Sale made it look easy through the first two innings Tuesday night, setting down the first six Yankees he faced. Even when Brett Gardner led off the bottom of the third with a double, it looked like Sale would get out of the inning unscathed when he got Austin Romine to fly out and set down Mike Tauchman with one of those filthy sliders. He got to 1-2 on DJ LeMahieu, but left a 2-2 fastball over the plate. The Yankees leadoff man smacked it to right field for an RBI single, and after a six-pitch walk to Aaron Judge, Luke Voit plated another run with an RBI single of his own -- also off a Sale fastball that caught too much of the plate.

Clint Frazier led off the bottom of the fourth with a solo homer off a less-than-stellar changeup from Sale. And when the lefty tried to sneak another slider by Tauchman later in the inning, New York's No. 9 hitter roped it to right for a double to drive in another Yankees run.

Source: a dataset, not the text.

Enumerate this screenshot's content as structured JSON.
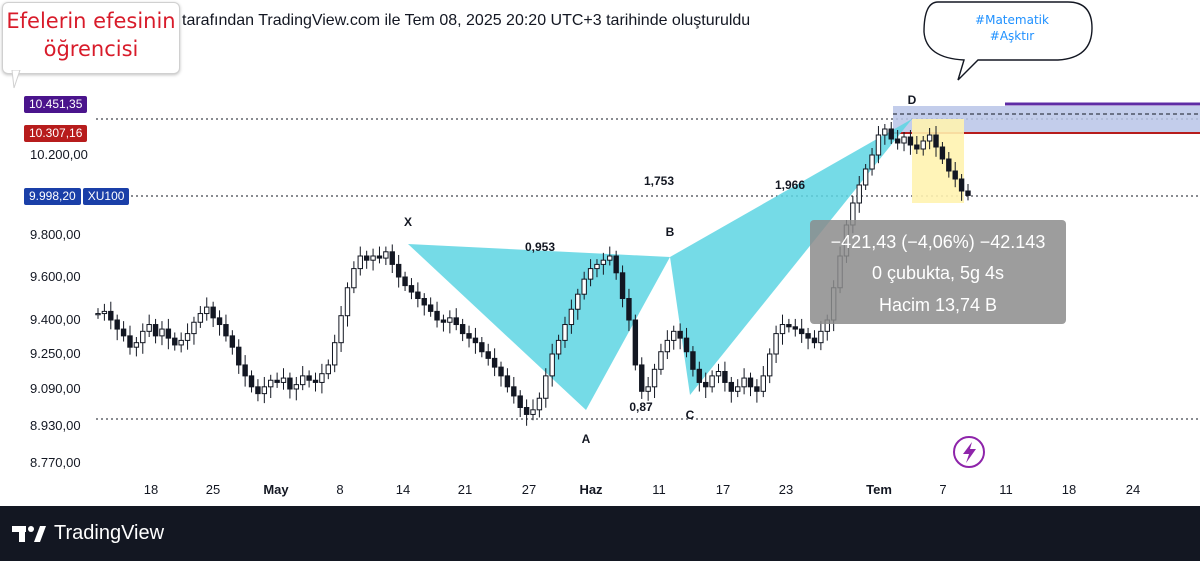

The Red Sox now sit at 6-12 on the season, and their starting rotation has surrendered 114 runs -- the most allowed in the Majors. The group needs Sale to be their stopper, someone they can rely on to give them a quality start every time he steps on the mound. That has not been the case in his first four outings, pitching into the sixth inning just once.

"I have to pitch better. I keep saying the same things, but at the end of the day, you go out and give up four runs there, five runs there, seven runs there. If I get into the sixth, seventh inning like I should, that's who I am," he said. "I'm supposed to pitch the sixth, seventh and eighth innings, finish games and save our bullpen. Gotta cut it off when we're losing and keep the winning streaks going. That's not who I've been."

Boston manager Alex Cora remains optimistic that his team can turn their season around, and he's confident that Sale will return to his ace form soon.

"I'm not going to be surprised if his next outing he's right where we need him to be," said Cora. "Stuff-wise, compare it to the first three with the velocity was there, the slider was a lot better, he's very close to the 'real Chris Sale.'"

So will it be the "real Chris Sale" be taking the mound next Monday against the Tigers?

"You'd better [expletive] hope so," Sale said.